Il principio di diritto enucleato dal consesso di legittimità è confortato, dal punto di vista civilistico, dalla distinzione tra finanziamenti a titolo di mutuo e versamenti in conto capitale.

Infatti, i versamenti operati dai soci in conto capitale hanno una causa assimilabile a quella del capitale di rischio, sicché non danno luogo a crediti esigibili nel corso della vita della società, e possono essere chiesti dai soci in restituzione solo per effetto dello scioglimento della società e nei limiti dell'eventuale residuo attivo del bilancio di liquidazione.

Peraltro, tra la società ed i soci può altresì essere convenuta l'erogazione di capitale di credito, anziché di rischio, ed i soci possono effettuare versamenti in favore della società a titolo di mutuo, riservandosi così il diritto alla restituzione anche durante la vita della società, sebbene entro i limiti del principio della par condicio creditorum.

Pertanto, in linea con tale ricostruzione, l'erogazione di somme che a vario titolo i soci effettuano alle società da loro partecipate può avvenire a titolo di mutuo, con il conseguente obbligo per la società di restituire la somma ricevuta entro un determinato termine, ovvero di versamento, destinato a confluire in specifica riserva in conto capitale; versamento che peraltro non dà luogo ad un credito esigibile, se non per effetto dello scioglimento della società e nei limiti dell'eventuale attivo del bilancio di liquidazione, ed è più simile al capitale di rischio che a quello di credito, connotandosi proprio per la postergazione della sua restituzione al soddisfacimento dei creditori sociali (cfr., ex multis, Cass. civ. sez. I, 23 marzo 2017, n. 7471 secondo cui “l'erogazione di somme che, a vario titolo, i soci effettuano alle società da loro partecipate, può avvenire a titolo di mutuo oppure di apporto del socio al patrimonio della società.
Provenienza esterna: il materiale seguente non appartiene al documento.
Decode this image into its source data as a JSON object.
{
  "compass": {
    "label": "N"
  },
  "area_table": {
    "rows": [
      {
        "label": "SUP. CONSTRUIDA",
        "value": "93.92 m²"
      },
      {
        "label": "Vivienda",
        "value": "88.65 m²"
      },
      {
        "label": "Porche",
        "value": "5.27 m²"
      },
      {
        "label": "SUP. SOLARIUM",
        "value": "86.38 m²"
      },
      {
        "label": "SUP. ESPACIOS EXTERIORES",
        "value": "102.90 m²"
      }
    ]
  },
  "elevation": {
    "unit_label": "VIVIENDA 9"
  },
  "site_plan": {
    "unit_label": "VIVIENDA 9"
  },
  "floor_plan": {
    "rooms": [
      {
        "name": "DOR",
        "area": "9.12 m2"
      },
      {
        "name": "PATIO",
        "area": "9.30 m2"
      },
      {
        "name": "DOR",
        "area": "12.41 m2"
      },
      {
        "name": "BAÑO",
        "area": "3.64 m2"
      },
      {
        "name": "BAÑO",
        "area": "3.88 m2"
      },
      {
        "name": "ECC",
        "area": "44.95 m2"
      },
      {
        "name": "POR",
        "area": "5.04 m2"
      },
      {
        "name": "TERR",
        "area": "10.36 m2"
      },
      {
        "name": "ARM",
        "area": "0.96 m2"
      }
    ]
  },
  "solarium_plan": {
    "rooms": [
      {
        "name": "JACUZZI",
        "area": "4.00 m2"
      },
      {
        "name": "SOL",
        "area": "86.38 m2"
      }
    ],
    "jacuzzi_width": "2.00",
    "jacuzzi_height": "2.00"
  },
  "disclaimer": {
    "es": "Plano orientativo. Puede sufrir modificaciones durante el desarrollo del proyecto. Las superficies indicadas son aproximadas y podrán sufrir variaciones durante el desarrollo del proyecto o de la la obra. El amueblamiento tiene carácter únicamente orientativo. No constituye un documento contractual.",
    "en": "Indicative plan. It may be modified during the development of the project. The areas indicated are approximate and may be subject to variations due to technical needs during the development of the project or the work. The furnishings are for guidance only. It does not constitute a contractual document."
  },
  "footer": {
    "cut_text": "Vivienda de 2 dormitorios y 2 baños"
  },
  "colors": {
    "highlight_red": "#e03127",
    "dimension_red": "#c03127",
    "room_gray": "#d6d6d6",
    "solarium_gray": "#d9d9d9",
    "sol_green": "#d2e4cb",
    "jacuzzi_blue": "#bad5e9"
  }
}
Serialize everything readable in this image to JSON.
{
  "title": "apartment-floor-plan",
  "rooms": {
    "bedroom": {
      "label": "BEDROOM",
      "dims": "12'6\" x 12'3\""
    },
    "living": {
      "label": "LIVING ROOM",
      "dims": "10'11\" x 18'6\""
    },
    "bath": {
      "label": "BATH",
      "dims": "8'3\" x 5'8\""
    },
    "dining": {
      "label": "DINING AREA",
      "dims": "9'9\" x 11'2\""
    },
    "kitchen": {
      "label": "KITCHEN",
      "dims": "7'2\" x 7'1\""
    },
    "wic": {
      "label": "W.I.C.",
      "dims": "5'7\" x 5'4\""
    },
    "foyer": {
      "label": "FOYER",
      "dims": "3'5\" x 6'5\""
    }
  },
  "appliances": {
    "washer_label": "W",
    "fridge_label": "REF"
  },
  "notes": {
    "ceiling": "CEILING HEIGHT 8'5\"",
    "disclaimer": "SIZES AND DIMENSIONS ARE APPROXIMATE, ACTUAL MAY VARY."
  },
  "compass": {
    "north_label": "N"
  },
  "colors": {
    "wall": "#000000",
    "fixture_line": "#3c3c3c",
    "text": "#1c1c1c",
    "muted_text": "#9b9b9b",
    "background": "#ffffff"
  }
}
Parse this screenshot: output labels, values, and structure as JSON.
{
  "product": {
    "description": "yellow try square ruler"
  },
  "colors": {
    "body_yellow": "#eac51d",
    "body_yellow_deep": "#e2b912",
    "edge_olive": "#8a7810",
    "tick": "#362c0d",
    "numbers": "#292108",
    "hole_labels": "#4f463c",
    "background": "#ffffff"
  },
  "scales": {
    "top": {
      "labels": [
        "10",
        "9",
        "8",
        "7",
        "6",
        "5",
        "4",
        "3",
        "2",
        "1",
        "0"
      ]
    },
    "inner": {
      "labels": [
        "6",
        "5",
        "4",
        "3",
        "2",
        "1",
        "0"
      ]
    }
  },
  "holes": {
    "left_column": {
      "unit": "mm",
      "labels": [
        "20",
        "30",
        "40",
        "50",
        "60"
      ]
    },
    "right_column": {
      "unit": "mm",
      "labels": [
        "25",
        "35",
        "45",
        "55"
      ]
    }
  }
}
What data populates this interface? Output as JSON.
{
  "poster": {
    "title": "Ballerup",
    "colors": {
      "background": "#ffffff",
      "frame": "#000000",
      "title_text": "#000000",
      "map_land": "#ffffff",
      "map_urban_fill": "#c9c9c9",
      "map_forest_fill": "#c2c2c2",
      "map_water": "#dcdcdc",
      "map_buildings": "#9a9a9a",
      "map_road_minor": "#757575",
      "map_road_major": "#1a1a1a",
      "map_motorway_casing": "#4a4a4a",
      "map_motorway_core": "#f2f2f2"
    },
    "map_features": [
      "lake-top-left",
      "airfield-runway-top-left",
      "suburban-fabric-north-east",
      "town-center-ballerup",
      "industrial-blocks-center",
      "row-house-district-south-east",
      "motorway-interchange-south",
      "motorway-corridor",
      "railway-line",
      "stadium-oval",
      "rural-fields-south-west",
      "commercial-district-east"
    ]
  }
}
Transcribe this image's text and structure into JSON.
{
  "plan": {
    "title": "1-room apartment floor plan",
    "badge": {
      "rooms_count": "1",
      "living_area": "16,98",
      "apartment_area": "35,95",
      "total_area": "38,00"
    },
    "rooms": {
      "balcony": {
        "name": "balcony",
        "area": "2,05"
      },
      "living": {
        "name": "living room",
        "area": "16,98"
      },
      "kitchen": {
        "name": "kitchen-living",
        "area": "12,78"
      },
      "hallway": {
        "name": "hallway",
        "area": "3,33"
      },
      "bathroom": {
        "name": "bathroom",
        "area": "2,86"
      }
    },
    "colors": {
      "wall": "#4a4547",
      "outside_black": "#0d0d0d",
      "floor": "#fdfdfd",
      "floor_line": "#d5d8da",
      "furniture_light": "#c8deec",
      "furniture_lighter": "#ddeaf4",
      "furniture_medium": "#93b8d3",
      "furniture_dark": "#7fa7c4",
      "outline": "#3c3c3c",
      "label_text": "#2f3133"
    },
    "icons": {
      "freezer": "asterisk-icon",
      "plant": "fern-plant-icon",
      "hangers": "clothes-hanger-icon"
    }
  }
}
La qualificazione, nell'uno o nell'altro senso, dipende dall'esame della volontà negoziale delle parti, e la relativa prova, di cui è onerato il socio attore in restituzione, deve trarsi dal modo in cui il rapporto è stato attuato in concreto, dalle finalità pratiche cui esso appare essere diretto e dagli interessi che vi sono sottesi, dovendosi, inoltre, avere riguardo, in mancanza di una chiara manifestazione di volontà, alla qualificazione che i versamenti hanno ricevuto nel bilancio, da reputarsi determinante per stabilire se si tratti di finanziamento o di conferimento, in considerazione della soggezione del bilancio all'approvazione dei soci”).

In ultima analisi, dunque, la conclusione di diritto cui perviene la Suprema Corte nella decisione in commento è che l'accertamento della diversa natura dei versamenti dei soci è imprescindibile per il giudice al fine di qualificare la condotta come bancarotta preferenziale (se si è proceduto a restituire, in fase di dissesto, somme erogate dai soci a titolo di mutuo) ovvero bancarotta per distrazione (se sono stati restituiti versamenti in conto capitale).